You can also try to implement your own models, but currently this is not directly supported by the package.

In [None]:
from flx.data.dataset import IdentifierSet, Identifier
from flx.extractor.fixed_length_extractor import get_DeepPrint_TexMinu, DeepPrintExtractor

# We will use the example dataset with 10 subjects and 10 impression per subject
training_ids: IdentifierSet = IdentifierSet([Identifier(i, j) for i in range(10) for j in range(10)])

# We choose a dimension of 512 for the fixed-length representation (TexMinu has two outputs num_dims)
extractor: DeepPrintExtractor = get_DeepPrint_TexMinu(num_training_subjects=training_ids.num_subjects, num_dims=256)

## Training the model

Instantiating the model was easy. To train it, first we will load the training data (see the [data tutorial](./dataset_tutorial.ipynb) for how to implement your own dataset).

Besides the fingerprint images, we also need a mapping from subjects to integer labels (for pytorch). For some variants we also need minutiae data.

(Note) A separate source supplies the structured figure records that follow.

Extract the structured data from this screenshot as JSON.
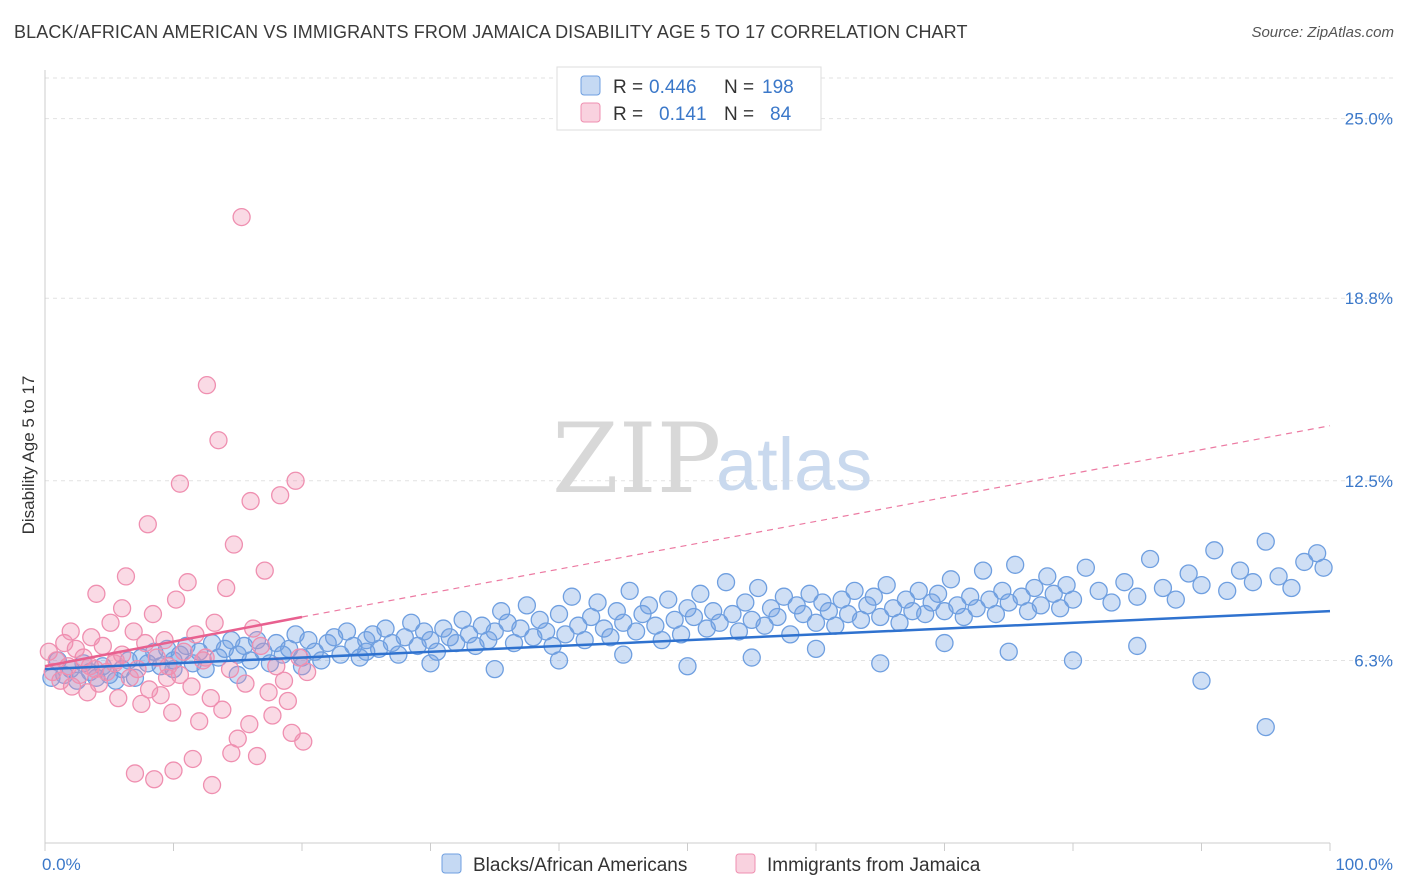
{
  "title": "BLACK/AFRICAN AMERICAN VS IMMIGRANTS FROM JAMAICA DISABILITY AGE 5 TO 17 CORRELATION CHART",
  "source": "Source: ZipAtlas.com",
  "watermark": {
    "zip": "ZIP",
    "atlas": "atlas"
  },
  "legend": {
    "rows": [
      {
        "r_label": "R =",
        "r_value": "0.446",
        "n_label": "N =",
        "n_value": "198",
        "color": "#6f9fe0"
      },
      {
        "r_label": "R =",
        "r_value": "0.141",
        "n_label": "N =",
        "n_value": "84",
        "color": "#ef8fb0"
      }
    ]
  },
  "chart_data": {
    "type": "scatter",
    "title": "BLACK/AFRICAN AMERICAN VS IMMIGRANTS FROM JAMAICA DISABILITY AGE 5 TO 17 CORRELATION CHART",
    "xlabel": "",
    "ylabel": "Disability Age 5 to 17",
    "xlim": [
      0,
      100
    ],
    "ylim": [
      0,
      26.4
    ],
    "x_tick_labels": [
      "0.0%",
      "100.0%"
    ],
    "y_ticks": [
      6.3,
      12.5,
      18.8,
      25.0
    ],
    "y_tick_labels": [
      "6.3%",
      "12.5%",
      "18.8%",
      "25.0%"
    ],
    "grid": "horizontal dashed",
    "legend_position": "top-center",
    "series": [
      {
        "name": "Blacks/African Americans",
        "color": "#6f9fe0",
        "trend": {
          "x": [
            0,
            100
          ],
          "y": [
            6.0,
            8.0
          ],
          "style": "solid"
        },
        "points": [
          [
            0.5,
            5.7
          ],
          [
            1.0,
            6.3
          ],
          [
            1.5,
            5.8
          ],
          [
            2.0,
            6.0
          ],
          [
            2.5,
            5.6
          ],
          [
            3.0,
            6.2
          ],
          [
            3.5,
            5.9
          ],
          [
            4.0,
            5.7
          ],
          [
            4.5,
            6.1
          ],
          [
            5.0,
            5.8
          ],
          [
            5.5,
            5.6
          ],
          [
            6.0,
            6.0
          ],
          [
            6.5,
            6.3
          ],
          [
            7.0,
            5.7
          ],
          [
            7.5,
            6.4
          ],
          [
            8.0,
            6.2
          ],
          [
            8.5,
            6.6
          ],
          [
            9.0,
            6.1
          ],
          [
            9.5,
            6.7
          ],
          [
            10.0,
            6.3
          ],
          [
            10.5,
            6.5
          ],
          [
            11.0,
            6.8
          ],
          [
            11.5,
            6.2
          ],
          [
            12.0,
            6.6
          ],
          [
            12.5,
            6.0
          ],
          [
            13.0,
            6.9
          ],
          [
            13.5,
            6.4
          ],
          [
            14.0,
            6.7
          ],
          [
            14.5,
            7.0
          ],
          [
            15.0,
            6.5
          ],
          [
            15.5,
            6.8
          ],
          [
            16.0,
            6.3
          ],
          [
            16.5,
            7.0
          ],
          [
            17.0,
            6.6
          ],
          [
            17.5,
            6.2
          ],
          [
            18.0,
            6.9
          ],
          [
            18.5,
            6.5
          ],
          [
            19.0,
            6.7
          ],
          [
            19.5,
            7.2
          ],
          [
            20.0,
            6.4
          ],
          [
            20.5,
            7.0
          ],
          [
            21.0,
            6.6
          ],
          [
            21.5,
            6.3
          ],
          [
            22.0,
            6.9
          ],
          [
            22.5,
            7.1
          ],
          [
            23.0,
            6.5
          ],
          [
            23.5,
            7.3
          ],
          [
            24.0,
            6.8
          ],
          [
            24.5,
            6.4
          ],
          [
            25.0,
            7.0
          ],
          [
            25.5,
            7.2
          ],
          [
            26.0,
            6.7
          ],
          [
            26.5,
            7.4
          ],
          [
            27.0,
            6.9
          ],
          [
            27.5,
            6.5
          ],
          [
            28.0,
            7.1
          ],
          [
            28.5,
            7.6
          ],
          [
            29.0,
            6.8
          ],
          [
            29.5,
            7.3
          ],
          [
            30.0,
            7.0
          ],
          [
            30.5,
            6.6
          ],
          [
            31.0,
            7.4
          ],
          [
            31.5,
            7.1
          ],
          [
            32.0,
            6.9
          ],
          [
            32.5,
            7.7
          ],
          [
            33.0,
            7.2
          ],
          [
            33.5,
            6.8
          ],
          [
            34.0,
            7.5
          ],
          [
            34.5,
            7.0
          ],
          [
            35.0,
            7.3
          ],
          [
            35.5,
            8.0
          ],
          [
            36.0,
            7.6
          ],
          [
            36.5,
            6.9
          ],
          [
            37.0,
            7.4
          ],
          [
            37.5,
            8.2
          ],
          [
            38.0,
            7.1
          ],
          [
            38.5,
            7.7
          ],
          [
            39.0,
            7.3
          ],
          [
            39.5,
            6.8
          ],
          [
            40.0,
            7.9
          ],
          [
            40.5,
            7.2
          ],
          [
            41.0,
            8.5
          ],
          [
            41.5,
            7.5
          ],
          [
            42.0,
            7.0
          ],
          [
            42.5,
            7.8
          ],
          [
            43.0,
            8.3
          ],
          [
            43.5,
            7.4
          ],
          [
            44.0,
            7.1
          ],
          [
            44.5,
            8.0
          ],
          [
            45.0,
            7.6
          ],
          [
            45.5,
            8.7
          ],
          [
            46.0,
            7.3
          ],
          [
            46.5,
            7.9
          ],
          [
            47.0,
            8.2
          ],
          [
            47.5,
            7.5
          ],
          [
            48.0,
            7.0
          ],
          [
            48.5,
            8.4
          ],
          [
            49.0,
            7.7
          ],
          [
            49.5,
            7.2
          ],
          [
            50.0,
            8.1
          ],
          [
            50.5,
            7.8
          ],
          [
            51.0,
            8.6
          ],
          [
            51.5,
            7.4
          ],
          [
            52.0,
            8.0
          ],
          [
            52.5,
            7.6
          ],
          [
            53.0,
            9.0
          ],
          [
            53.5,
            7.9
          ],
          [
            54.0,
            7.3
          ],
          [
            54.5,
            8.3
          ],
          [
            55.0,
            7.7
          ],
          [
            55.5,
            8.8
          ],
          [
            56.0,
            7.5
          ],
          [
            56.5,
            8.1
          ],
          [
            57.0,
            7.8
          ],
          [
            57.5,
            8.5
          ],
          [
            58.0,
            7.2
          ],
          [
            58.5,
            8.2
          ],
          [
            59.0,
            7.9
          ],
          [
            59.5,
            8.6
          ],
          [
            60.0,
            7.6
          ],
          [
            60.5,
            8.3
          ],
          [
            61.0,
            8.0
          ],
          [
            61.5,
            7.5
          ],
          [
            62.0,
            8.4
          ],
          [
            62.5,
            7.9
          ],
          [
            63.0,
            8.7
          ],
          [
            63.5,
            7.7
          ],
          [
            64.0,
            8.2
          ],
          [
            64.5,
            8.5
          ],
          [
            65.0,
            7.8
          ],
          [
            65.5,
            8.9
          ],
          [
            66.0,
            8.1
          ],
          [
            66.5,
            7.6
          ],
          [
            67.0,
            8.4
          ],
          [
            67.5,
            8.0
          ],
          [
            68.0,
            8.7
          ],
          [
            68.5,
            7.9
          ],
          [
            69.0,
            8.3
          ],
          [
            69.5,
            8.6
          ],
          [
            70.0,
            8.0
          ],
          [
            70.5,
            9.1
          ],
          [
            71.0,
            8.2
          ],
          [
            71.5,
            7.8
          ],
          [
            72.0,
            8.5
          ],
          [
            72.5,
            8.1
          ],
          [
            73.0,
            9.4
          ],
          [
            73.5,
            8.4
          ],
          [
            74.0,
            7.9
          ],
          [
            74.5,
            8.7
          ],
          [
            75.0,
            8.3
          ],
          [
            75.5,
            9.6
          ],
          [
            76.0,
            8.5
          ],
          [
            76.5,
            8.0
          ],
          [
            77.0,
            8.8
          ],
          [
            77.5,
            8.2
          ],
          [
            78.0,
            9.2
          ],
          [
            78.5,
            8.6
          ],
          [
            79.0,
            8.1
          ],
          [
            79.5,
            8.9
          ],
          [
            80.0,
            8.4
          ],
          [
            81.0,
            9.5
          ],
          [
            82.0,
            8.7
          ],
          [
            83.0,
            8.3
          ],
          [
            84.0,
            9.0
          ],
          [
            85.0,
            8.5
          ],
          [
            86.0,
            9.8
          ],
          [
            87.0,
            8.8
          ],
          [
            88.0,
            8.4
          ],
          [
            89.0,
            9.3
          ],
          [
            90.0,
            8.9
          ],
          [
            91.0,
            10.1
          ],
          [
            92.0,
            8.7
          ],
          [
            93.0,
            9.4
          ],
          [
            94.0,
            9.0
          ],
          [
            95.0,
            10.4
          ],
          [
            96.0,
            9.2
          ],
          [
            97.0,
            8.8
          ],
          [
            98.0,
            9.7
          ],
          [
            99.0,
            10.0
          ],
          [
            99.5,
            9.5
          ],
          [
            40.0,
            6.3
          ],
          [
            45.0,
            6.5
          ],
          [
            50.0,
            6.1
          ],
          [
            55.0,
            6.4
          ],
          [
            60.0,
            6.7
          ],
          [
            65.0,
            6.2
          ],
          [
            70.0,
            6.9
          ],
          [
            75.0,
            6.6
          ],
          [
            80.0,
            6.3
          ],
          [
            85.0,
            6.8
          ],
          [
            90.0,
            5.6
          ],
          [
            95.0,
            4.0
          ],
          [
            30.0,
            6.2
          ],
          [
            35.0,
            6.0
          ],
          [
            25.0,
            6.6
          ],
          [
            20.0,
            6.1
          ],
          [
            15.0,
            5.8
          ],
          [
            10.0,
            6.0
          ]
        ]
      },
      {
        "name": "Immigrants from Jamaica",
        "color": "#ef8fb0",
        "trend": {
          "x": [
            0,
            20
          ],
          "y": [
            6.1,
            7.8
          ],
          "style": "solid",
          "extension": {
            "x": [
              20,
              100
            ],
            "y": [
              7.8,
              14.4
            ],
            "style": "dashed"
          }
        },
        "points": [
          [
            0.3,
            6.6
          ],
          [
            0.6,
            5.9
          ],
          [
            0.9,
            6.3
          ],
          [
            1.2,
            5.6
          ],
          [
            1.5,
            6.9
          ],
          [
            1.8,
            6.1
          ],
          [
            2.1,
            5.4
          ],
          [
            2.4,
            6.7
          ],
          [
            2.7,
            5.8
          ],
          [
            3.0,
            6.4
          ],
          [
            3.3,
            5.2
          ],
          [
            3.6,
            7.1
          ],
          [
            3.9,
            6.0
          ],
          [
            4.2,
            5.5
          ],
          [
            4.5,
            6.8
          ],
          [
            4.8,
            5.9
          ],
          [
            5.1,
            7.6
          ],
          [
            5.4,
            6.2
          ],
          [
            5.7,
            5.0
          ],
          [
            6.0,
            6.5
          ],
          [
            6.3,
            9.2
          ],
          [
            6.6,
            5.7
          ],
          [
            6.9,
            7.3
          ],
          [
            7.2,
            6.0
          ],
          [
            7.5,
            4.8
          ],
          [
            7.8,
            6.9
          ],
          [
            8.1,
            5.3
          ],
          [
            8.4,
            7.9
          ],
          [
            8.7,
            6.4
          ],
          [
            9.0,
            5.1
          ],
          [
            9.3,
            7.0
          ],
          [
            9.6,
            6.1
          ],
          [
            9.9,
            4.5
          ],
          [
            10.2,
            8.4
          ],
          [
            10.5,
            5.8
          ],
          [
            10.8,
            6.6
          ],
          [
            11.1,
            9.0
          ],
          [
            11.4,
            5.4
          ],
          [
            11.7,
            7.2
          ],
          [
            12.0,
            4.2
          ],
          [
            12.3,
            6.3
          ],
          [
            12.6,
            15.8
          ],
          [
            12.9,
            5.0
          ],
          [
            13.2,
            7.6
          ],
          [
            13.5,
            13.9
          ],
          [
            13.8,
            4.6
          ],
          [
            14.1,
            8.8
          ],
          [
            14.4,
            6.0
          ],
          [
            14.7,
            10.3
          ],
          [
            15.0,
            3.6
          ],
          [
            15.3,
            21.6
          ],
          [
            15.6,
            5.5
          ],
          [
            15.9,
            4.1
          ],
          [
            16.2,
            7.4
          ],
          [
            16.5,
            3.0
          ],
          [
            16.8,
            6.8
          ],
          [
            17.1,
            9.4
          ],
          [
            17.4,
            5.2
          ],
          [
            17.7,
            4.4
          ],
          [
            18.0,
            6.1
          ],
          [
            18.3,
            12.0
          ],
          [
            18.6,
            5.6
          ],
          [
            18.9,
            4.9
          ],
          [
            19.2,
            3.8
          ],
          [
            19.5,
            12.5
          ],
          [
            19.8,
            6.4
          ],
          [
            20.1,
            3.5
          ],
          [
            20.4,
            5.9
          ],
          [
            7.0,
            2.4
          ],
          [
            8.5,
            2.2
          ],
          [
            10.0,
            2.5
          ],
          [
            11.5,
            2.9
          ],
          [
            13.0,
            2.0
          ],
          [
            14.5,
            3.1
          ],
          [
            2.0,
            7.3
          ],
          [
            4.0,
            8.6
          ],
          [
            6.0,
            8.1
          ],
          [
            8.0,
            11.0
          ],
          [
            10.5,
            12.4
          ],
          [
            16.0,
            11.8
          ],
          [
            3.5,
            6.1
          ],
          [
            5.5,
            6.3
          ],
          [
            9.5,
            5.7
          ],
          [
            12.5,
            6.4
          ]
        ]
      }
    ]
  }
}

To see how a more complex dataset can be loaded, have a look at `flx/setup/datasets.py`.

Finally, we call the `fit` method, which trains the model and saves it to the specified path.

There is also the option to add a validation set, which will be used to evaluate the embeddings during training. This is useful to monitor the training progress and to avoid overfitting.
In this example we will not use a validation set for simplicity.

In [None]:
import os

import torch 

from flx.data.dataset import *
from flx.data.image_loader import SFingeLoader
from flx.data.minutia_map_loader import SFingeMinutiaMapLoader
from flx.data.label_index import LabelIndex
from flx.data.transformed_image_loader import TransformedImageLoader
from flx.image_processing.binarization import LazilyAllocatedBinarizer
from flx.data.image_helpers import pad_and_resize_to_deepprint_input_size

# NOTE: If this does not work, enter the absolute paths manually here! 
DATASET_DIR: str = os.path.abspath("example-dataset")
MODEL_OUTDIR: str = os.path.abspath("example-model")

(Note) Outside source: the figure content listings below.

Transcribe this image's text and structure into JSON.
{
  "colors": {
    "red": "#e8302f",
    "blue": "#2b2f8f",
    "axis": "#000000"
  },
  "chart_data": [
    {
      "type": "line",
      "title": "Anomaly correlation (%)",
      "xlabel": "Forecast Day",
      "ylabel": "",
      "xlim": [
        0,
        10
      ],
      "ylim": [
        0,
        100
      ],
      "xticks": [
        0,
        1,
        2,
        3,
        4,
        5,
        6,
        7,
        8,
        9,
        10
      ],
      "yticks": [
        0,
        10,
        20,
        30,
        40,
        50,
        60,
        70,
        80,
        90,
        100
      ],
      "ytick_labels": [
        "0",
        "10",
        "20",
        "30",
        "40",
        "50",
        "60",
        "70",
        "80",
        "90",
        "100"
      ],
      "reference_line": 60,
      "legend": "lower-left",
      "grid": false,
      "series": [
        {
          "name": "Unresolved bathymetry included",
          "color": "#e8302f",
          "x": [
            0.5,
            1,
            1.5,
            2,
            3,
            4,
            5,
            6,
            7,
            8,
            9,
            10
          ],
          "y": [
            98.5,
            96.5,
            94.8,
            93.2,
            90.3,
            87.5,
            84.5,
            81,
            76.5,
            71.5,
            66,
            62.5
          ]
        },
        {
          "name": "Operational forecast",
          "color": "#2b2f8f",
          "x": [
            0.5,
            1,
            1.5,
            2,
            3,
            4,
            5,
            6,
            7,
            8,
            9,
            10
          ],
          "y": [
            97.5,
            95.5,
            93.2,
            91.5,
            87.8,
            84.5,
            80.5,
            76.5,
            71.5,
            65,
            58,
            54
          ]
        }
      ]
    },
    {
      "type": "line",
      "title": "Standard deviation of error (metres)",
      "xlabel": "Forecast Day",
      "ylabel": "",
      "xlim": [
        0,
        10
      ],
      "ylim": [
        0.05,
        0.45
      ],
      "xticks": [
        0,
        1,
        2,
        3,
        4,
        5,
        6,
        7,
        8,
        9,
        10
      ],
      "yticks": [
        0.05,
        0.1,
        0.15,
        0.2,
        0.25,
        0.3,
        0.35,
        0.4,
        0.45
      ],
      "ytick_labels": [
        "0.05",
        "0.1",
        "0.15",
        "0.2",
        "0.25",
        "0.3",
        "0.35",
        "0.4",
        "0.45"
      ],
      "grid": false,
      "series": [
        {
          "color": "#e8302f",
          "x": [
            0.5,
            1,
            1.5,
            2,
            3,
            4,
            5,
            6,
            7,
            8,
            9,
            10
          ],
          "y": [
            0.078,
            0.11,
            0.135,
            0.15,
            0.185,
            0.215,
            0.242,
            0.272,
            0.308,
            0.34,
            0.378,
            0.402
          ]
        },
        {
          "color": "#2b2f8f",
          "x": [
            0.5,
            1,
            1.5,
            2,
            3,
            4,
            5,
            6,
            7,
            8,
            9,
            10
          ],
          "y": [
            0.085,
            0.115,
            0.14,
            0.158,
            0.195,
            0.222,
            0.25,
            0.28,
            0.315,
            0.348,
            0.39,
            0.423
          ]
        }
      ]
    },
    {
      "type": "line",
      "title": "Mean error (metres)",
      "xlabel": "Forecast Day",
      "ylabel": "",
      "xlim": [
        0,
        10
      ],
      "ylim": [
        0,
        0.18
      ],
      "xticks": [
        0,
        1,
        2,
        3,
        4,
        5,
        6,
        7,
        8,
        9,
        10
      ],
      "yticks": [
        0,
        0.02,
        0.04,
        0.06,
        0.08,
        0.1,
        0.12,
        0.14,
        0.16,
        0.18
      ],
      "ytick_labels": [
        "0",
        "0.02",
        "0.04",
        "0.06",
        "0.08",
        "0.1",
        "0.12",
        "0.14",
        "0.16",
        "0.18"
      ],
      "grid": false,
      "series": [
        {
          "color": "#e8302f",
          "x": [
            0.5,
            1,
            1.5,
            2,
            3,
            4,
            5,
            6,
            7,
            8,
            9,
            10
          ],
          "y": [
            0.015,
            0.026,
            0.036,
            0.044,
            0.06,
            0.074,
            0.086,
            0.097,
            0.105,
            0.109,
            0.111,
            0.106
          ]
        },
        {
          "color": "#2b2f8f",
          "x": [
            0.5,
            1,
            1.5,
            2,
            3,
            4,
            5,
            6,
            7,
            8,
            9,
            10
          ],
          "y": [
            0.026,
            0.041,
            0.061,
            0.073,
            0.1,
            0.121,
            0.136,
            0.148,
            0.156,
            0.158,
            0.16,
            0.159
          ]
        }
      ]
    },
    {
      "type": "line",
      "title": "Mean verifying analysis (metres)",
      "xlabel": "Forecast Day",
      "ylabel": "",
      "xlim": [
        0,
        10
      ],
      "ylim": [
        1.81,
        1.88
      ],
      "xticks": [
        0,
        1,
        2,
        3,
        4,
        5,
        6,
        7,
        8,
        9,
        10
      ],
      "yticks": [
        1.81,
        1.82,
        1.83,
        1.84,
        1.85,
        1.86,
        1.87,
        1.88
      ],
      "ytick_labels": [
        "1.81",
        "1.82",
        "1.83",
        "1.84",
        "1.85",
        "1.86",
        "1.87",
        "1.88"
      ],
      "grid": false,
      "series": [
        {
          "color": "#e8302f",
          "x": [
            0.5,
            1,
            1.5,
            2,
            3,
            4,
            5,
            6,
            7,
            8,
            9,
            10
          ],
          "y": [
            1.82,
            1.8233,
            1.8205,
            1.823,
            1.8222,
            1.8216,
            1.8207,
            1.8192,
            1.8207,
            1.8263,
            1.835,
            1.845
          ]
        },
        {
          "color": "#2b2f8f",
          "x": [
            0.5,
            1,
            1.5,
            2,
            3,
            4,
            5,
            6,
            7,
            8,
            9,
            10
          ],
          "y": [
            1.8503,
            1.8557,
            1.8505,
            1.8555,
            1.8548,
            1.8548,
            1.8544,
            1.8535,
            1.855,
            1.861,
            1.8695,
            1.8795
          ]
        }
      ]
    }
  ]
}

# We will use the SFingeLoader to load the images from the dataset
image_loader = TransformedImageLoader(
        images=SFingeLoader(DATASET_DIR),
        poses=None,
        transforms=[
            LazilyAllocatedBinarizer(5.0),
            pad_and_resize_to_deepprint_input_size,
        ],
    )

image_dataset = Dataset(image_loader, training_ids)

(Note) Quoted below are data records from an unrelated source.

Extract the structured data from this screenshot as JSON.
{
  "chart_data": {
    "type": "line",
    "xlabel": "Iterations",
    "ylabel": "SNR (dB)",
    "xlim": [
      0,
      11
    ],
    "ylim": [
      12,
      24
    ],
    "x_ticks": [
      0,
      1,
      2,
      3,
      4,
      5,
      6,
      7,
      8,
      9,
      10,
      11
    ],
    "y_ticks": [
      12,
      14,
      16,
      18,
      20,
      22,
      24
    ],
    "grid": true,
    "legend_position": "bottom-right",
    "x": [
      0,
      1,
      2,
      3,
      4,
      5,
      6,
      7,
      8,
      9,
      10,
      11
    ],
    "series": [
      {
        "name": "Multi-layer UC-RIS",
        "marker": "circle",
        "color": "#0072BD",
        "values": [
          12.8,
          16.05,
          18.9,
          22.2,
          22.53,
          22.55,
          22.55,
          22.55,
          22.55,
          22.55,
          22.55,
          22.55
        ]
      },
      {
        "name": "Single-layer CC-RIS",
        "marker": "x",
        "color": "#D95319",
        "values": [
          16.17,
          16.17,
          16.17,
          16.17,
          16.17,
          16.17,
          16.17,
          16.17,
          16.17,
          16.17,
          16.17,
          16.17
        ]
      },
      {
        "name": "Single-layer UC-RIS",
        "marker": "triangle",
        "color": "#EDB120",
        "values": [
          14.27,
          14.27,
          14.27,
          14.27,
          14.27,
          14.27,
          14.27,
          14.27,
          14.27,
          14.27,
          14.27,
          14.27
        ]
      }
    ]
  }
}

# For pytorch, we need to map the subjects to integer labels from [0 ... num_subjects-1]
label_dataset = Dataset(LabelIndex(training_ids), training_ids)

minutia_maps_dataset = Dataset(SFingeMinutiaMapLoader(DATASET_DIR), training_ids)

extractor.fit(
    fingerprints=image_dataset,
    minutia_maps=minutia_maps_dataset,
    labels=label_dataset,
    validation_fingerprints=None,
    validation_benchmark=None,
    num_epochs=20,
    out_dir=MODEL_OUTDIR
)